Yeni Üyelik
18.
Bölüm

Bölüm 16 - Garip Hissediyorum En Başta

@biceruvar

Selamlar canım pandispanyalarım. Yepyeni bir bölümle sizlerleyim... Umarım çok çok beğenir, fikirlerinizi de eksik etmezsiniz... Hepinizi çok seviyorum...

Fazladan bilgi alabilmek için;

instagram: BiCeruVar

 

'Biriyle beraber olurken iki en önemli kuralını aynı anda nasıl çiğnedin?' anlamaz bakışlar üzerindeydi ancak ufacık bir destek istiyordu Pera.

'Hiçbir fikrim yok.' Ellerini iki yana açıp omuzlarını kaldırarak mırıldandığında karşısındaki bedenin kendine telkinler vermesini istiyordu. Yaparsın aslanım demese bile en azından olabilir dese dahi yeterli gelirdi şu an.

'Pera, biz bu filmi izlemiştik. Sonunda da salya sümük ağlayıp, dört ay eve kapanan bir kadın vardı. Hatırlıyor musun?' Çok net bir şekilde hatırlıyordu, zaten o filmin başrolü kendisi olduğu için bu cümlenin geleceğini biliyordu. Sadece ihtimalleri daha da iyiye yormaya çalışmıştı. Sıkıntılıca bedenini arkaya bıraktığında gözlerini tavana dikti.

'Maalesef hatırlıyorum.' Umutsuzca mırıldandığında tavanla arasına arkadaşının yüzü girdiğinde bedenini yan çevirip kurtulmayı diledi fakat Elfe çok geçmeden karşısına uzanmıştı bile.

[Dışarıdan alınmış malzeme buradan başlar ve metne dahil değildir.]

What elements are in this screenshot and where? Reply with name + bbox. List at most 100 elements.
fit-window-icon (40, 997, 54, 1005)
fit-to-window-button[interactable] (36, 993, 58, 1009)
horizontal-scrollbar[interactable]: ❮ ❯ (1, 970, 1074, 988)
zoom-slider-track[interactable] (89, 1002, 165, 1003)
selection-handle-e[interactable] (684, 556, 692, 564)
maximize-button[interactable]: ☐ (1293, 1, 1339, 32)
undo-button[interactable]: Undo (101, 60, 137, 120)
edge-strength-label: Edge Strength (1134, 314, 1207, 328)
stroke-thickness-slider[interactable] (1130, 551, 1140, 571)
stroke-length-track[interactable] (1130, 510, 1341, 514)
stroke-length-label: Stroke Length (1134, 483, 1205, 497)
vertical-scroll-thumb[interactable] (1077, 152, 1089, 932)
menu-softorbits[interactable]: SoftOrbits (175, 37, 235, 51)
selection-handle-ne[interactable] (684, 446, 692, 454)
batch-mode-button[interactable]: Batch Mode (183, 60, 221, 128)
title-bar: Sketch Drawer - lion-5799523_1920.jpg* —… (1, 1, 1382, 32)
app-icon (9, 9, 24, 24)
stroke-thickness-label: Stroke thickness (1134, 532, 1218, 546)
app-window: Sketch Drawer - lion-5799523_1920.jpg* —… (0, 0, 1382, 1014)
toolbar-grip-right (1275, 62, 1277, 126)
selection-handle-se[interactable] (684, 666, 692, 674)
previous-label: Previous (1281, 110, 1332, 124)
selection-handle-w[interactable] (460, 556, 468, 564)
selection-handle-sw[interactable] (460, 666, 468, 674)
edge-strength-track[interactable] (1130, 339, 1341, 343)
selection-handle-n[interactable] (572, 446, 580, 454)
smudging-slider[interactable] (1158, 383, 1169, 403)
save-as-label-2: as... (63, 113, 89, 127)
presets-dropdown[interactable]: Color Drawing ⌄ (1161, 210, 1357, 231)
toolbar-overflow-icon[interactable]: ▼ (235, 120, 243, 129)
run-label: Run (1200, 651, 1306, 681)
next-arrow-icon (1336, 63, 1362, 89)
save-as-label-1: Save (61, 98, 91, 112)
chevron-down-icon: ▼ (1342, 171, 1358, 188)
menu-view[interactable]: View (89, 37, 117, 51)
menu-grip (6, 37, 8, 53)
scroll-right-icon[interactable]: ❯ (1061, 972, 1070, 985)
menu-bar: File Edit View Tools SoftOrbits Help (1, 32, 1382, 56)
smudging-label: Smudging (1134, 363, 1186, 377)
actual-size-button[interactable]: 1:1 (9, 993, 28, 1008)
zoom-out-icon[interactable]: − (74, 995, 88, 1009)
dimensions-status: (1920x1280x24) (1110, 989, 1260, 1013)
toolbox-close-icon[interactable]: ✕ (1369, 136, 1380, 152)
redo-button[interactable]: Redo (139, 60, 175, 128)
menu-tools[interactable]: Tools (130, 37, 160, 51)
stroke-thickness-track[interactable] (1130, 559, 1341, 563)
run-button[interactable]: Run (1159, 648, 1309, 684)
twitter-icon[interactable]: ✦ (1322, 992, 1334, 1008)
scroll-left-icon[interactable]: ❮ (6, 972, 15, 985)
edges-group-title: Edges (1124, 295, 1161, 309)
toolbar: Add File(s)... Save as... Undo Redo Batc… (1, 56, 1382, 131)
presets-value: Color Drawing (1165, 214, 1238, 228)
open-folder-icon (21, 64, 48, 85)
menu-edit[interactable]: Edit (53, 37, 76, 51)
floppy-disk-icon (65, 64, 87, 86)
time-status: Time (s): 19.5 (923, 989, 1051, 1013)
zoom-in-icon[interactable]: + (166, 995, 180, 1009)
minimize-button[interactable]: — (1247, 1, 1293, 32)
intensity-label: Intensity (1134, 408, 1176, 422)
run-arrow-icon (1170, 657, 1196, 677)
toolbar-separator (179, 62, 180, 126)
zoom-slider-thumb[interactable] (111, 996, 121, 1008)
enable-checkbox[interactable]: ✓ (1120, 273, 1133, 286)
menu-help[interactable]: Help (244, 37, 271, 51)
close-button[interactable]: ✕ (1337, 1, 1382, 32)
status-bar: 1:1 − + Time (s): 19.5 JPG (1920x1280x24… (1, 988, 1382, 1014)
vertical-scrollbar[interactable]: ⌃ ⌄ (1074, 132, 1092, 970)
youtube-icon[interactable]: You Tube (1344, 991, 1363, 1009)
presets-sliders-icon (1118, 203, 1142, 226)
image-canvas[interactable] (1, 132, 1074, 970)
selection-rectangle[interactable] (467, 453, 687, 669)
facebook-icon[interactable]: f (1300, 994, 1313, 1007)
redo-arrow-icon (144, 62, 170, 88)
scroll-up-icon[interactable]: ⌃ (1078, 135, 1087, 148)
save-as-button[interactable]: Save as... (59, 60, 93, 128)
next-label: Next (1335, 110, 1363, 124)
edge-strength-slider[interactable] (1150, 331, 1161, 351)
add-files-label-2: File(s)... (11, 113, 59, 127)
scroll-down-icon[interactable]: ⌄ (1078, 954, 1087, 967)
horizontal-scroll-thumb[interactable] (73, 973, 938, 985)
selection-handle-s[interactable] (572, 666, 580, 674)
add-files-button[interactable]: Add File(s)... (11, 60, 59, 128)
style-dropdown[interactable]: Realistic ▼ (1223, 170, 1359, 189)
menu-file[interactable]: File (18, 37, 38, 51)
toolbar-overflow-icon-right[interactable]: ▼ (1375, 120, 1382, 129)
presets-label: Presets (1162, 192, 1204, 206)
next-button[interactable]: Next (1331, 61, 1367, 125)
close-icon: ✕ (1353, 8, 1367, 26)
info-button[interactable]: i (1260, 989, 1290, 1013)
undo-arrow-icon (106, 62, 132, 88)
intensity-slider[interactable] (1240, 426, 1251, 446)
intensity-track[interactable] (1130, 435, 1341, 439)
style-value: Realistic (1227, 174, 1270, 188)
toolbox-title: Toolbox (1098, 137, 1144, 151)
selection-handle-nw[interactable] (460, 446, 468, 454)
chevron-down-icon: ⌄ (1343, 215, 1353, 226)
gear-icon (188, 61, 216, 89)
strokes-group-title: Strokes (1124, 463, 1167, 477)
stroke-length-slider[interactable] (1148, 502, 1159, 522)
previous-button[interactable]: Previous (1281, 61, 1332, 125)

Dost şefkatiyle saçlarını okşama hamlesinde bulunsa da saç spreyinin verdiği yapışkanlığa yüzünü buruşturması biraz da olsa gülümsemesini sağladı.

'Şu dram dolu anı bununla bozmayacağım. Çığlık atarcasına elimi yıkamaya koşmayıp sana destek olmam gerekiyor.' Parmaklarını birbirine sürttükten sonra buruşan yüzünü de düzelttiğinde avuçlarını birleştirerek yatak ile başının arasına yerleştirdi.

'Neler yaşadığını hatırlıyorsun, neler kaybettiğini, kalbinin nasıl kırıldığını?' başını sakince sallayıp karşılık verdiğinde ikisi de derince soluklandı.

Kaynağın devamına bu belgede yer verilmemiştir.